Lieferverzug: Das BGB beim geplatzten Liefertermin

Ihre Ansprüche und Rechte beim Lieferverzug im Einkauf

Ihre gesetzlichen Ansprüche bei einem geplatzten Liefertermin ergeben sich aus dem § 286 Bürgerliches Gesetzbuch (BGB). Hier heißt es:

§ 286 Verzug des Schuldners

(1) Leistet der Schuldner auf eine Mahnung des Gläubigers nicht, die nach dem Eintritt der Fälligkeit erfolgt, so kommt er durch die Mahnung in Verzug. Der Mahnung stehen die Erhebung der Klage auf die Leistung sowie die Zustellung eines Mahnbescheids im Mahnverfahren gleich.

(2) Der Mahnung bedarf es nicht, wenn

für die Leistung eine Zeit nach dem Kalender bestimmt ist,

1. der Leistung ein Ereignis vorauszugehen hat und eine angemessene Zeit für die Leistung in der Weise bestimmt ist, dass sie sich von dem Ereignis an nach dem Kalender berechnen lässt,

2. der Schuldner die Leistung ernsthaft und endgültig verweigert,

3. aus besonderen Gründen unter Abwägung der beiderseitigen Interessen der sofortige Eintritt des Verzugs gerechtfertigt ist.

(3) ...

(4) Der Schuldner kommt nicht in Verzug, solange die Leistung infolge eines Umstandes unterbleibt, den er nicht zu vertreten hat.

Wichtig: Der § 286 „Verzug des Schuldners“ ist ein Unterfall des § 280 Absatz 1 „Schadensersatz wegen Pflichtverletzung“. Dort heißt es: „Verletzt der Schuldner eine Pflicht aus dem Schuldverhältnis, so kann der Gläubiger Ersatz des hierdurch entstehenden Schadens verlangen. Dies gilt nicht, wenn der Schuldner die Pflichtverletzung nicht zu vertreten hat.“

Lieferverzug: 5 Vorbedingungen für den Verzug

Ihr Lieferant gerät in Verzug, wenn

1.    ein gültiger Vertrag geschlossen wurde,

2.    die Lieferung fällig war,

3.    der Lieferant bei Fälligkeit nicht geliefert hat,

4.    der Lieferant von Ihnen gemahnt wurde, wenn dies erforderlich war und

5.    der Lieferant den Grund für den Lieferverzug zu vertreten hat.

Lieferverzug: Beispiele

1.    Der Lieferant hat Ihnen mit seiner Auftragsbestätigung den 22. März 2014 als Liefertermin bestätigt.
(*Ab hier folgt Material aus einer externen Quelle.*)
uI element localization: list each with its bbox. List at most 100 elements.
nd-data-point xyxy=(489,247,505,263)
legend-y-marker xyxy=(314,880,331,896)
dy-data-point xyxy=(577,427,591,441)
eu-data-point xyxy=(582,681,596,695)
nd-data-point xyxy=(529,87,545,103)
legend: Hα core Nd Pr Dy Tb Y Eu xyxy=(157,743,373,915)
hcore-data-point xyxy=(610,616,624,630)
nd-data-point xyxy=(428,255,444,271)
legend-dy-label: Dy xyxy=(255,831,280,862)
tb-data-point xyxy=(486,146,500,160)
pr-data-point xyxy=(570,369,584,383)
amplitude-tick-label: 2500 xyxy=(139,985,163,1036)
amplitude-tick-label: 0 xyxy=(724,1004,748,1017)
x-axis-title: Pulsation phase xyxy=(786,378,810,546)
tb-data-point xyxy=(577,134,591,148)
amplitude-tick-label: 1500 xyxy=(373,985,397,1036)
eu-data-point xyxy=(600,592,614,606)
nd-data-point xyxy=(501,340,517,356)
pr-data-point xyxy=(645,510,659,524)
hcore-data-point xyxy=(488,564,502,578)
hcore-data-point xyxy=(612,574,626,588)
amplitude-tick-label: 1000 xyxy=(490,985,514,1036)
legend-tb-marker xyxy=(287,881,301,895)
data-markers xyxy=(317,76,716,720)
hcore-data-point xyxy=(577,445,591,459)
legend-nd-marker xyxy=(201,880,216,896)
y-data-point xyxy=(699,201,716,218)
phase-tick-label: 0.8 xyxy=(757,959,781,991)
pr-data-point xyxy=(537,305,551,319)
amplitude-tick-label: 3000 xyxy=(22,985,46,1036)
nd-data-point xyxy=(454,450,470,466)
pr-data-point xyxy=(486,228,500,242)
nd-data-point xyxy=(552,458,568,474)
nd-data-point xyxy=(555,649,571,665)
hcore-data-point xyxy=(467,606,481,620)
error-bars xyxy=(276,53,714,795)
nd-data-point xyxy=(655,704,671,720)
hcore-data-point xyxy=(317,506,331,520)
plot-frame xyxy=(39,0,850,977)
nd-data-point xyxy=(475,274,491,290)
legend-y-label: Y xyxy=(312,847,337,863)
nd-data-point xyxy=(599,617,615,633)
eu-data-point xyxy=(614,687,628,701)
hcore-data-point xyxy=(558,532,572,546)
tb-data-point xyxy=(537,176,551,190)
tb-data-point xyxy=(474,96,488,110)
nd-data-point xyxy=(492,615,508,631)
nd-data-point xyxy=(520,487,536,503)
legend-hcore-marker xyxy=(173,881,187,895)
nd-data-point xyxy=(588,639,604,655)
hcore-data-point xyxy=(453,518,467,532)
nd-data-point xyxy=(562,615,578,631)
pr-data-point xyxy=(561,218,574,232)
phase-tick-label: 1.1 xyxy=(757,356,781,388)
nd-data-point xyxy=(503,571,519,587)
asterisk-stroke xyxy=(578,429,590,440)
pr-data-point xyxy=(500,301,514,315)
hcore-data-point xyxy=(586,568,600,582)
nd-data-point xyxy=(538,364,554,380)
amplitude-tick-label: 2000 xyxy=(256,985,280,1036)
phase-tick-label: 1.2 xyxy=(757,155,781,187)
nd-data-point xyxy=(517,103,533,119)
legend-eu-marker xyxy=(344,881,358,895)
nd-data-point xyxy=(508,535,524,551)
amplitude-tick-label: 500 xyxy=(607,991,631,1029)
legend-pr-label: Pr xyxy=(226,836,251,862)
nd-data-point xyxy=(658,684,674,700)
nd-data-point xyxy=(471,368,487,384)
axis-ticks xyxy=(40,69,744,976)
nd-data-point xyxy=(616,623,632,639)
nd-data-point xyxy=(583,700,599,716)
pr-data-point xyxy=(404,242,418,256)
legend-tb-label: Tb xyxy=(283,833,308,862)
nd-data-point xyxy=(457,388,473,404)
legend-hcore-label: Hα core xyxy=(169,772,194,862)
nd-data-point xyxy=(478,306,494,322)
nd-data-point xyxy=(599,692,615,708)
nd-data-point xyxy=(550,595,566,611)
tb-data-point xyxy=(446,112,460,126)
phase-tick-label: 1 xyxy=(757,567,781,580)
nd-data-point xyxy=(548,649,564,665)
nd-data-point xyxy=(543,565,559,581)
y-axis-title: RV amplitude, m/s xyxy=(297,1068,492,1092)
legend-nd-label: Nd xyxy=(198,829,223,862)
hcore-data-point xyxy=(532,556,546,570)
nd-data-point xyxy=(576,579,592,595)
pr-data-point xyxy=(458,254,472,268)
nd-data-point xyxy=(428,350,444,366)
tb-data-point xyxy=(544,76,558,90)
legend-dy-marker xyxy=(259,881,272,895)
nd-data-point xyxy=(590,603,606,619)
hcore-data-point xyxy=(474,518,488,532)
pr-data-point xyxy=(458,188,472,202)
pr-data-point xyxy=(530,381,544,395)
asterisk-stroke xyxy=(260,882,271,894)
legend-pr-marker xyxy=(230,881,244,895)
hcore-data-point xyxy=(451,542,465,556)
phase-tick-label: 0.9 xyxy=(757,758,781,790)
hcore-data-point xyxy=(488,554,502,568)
Die Lieferung ist also an diesem Tag fällig – liefert er nicht, gerät er automatisch in Verzug.

2.    Es wurden „2 Arbeitstage nach Abruf“ als Liefertermin vereinbart. In diesem Beispiel ist der Liefertermin nicht ohne weiteres – wie im 1. Beispiel – kalendermäßig bestimmbar. Es handelt sich hierbei um eine berechenbare Frist, die erst dann mit Hilfe des Kalenders ermittelt werden kann, wenn ein bestimmtes Ereignis vorausgegangen ist (§ 286 Absatz 2 Nr. 2 BGB). Sie rufen am 25. März 2014 eine bestimmte Menge bei Ihrem Lieferanten ab. Dieser Abruf ist nun das im § 286 erwähnte bzw. vereinbarte Ereignis. Die Lieferung ist damit fällig am 27. März 2014. Liefert Ihr Lieferant nicht an diesem Tag, gerät er automatisch in Verzug. Sie müssen ihn nicht mahnen. Dies ist neu. Nach altem BGB mussten Sie in solchen Fällen Ihrem Lieferanten noch eine Mahnung schicken.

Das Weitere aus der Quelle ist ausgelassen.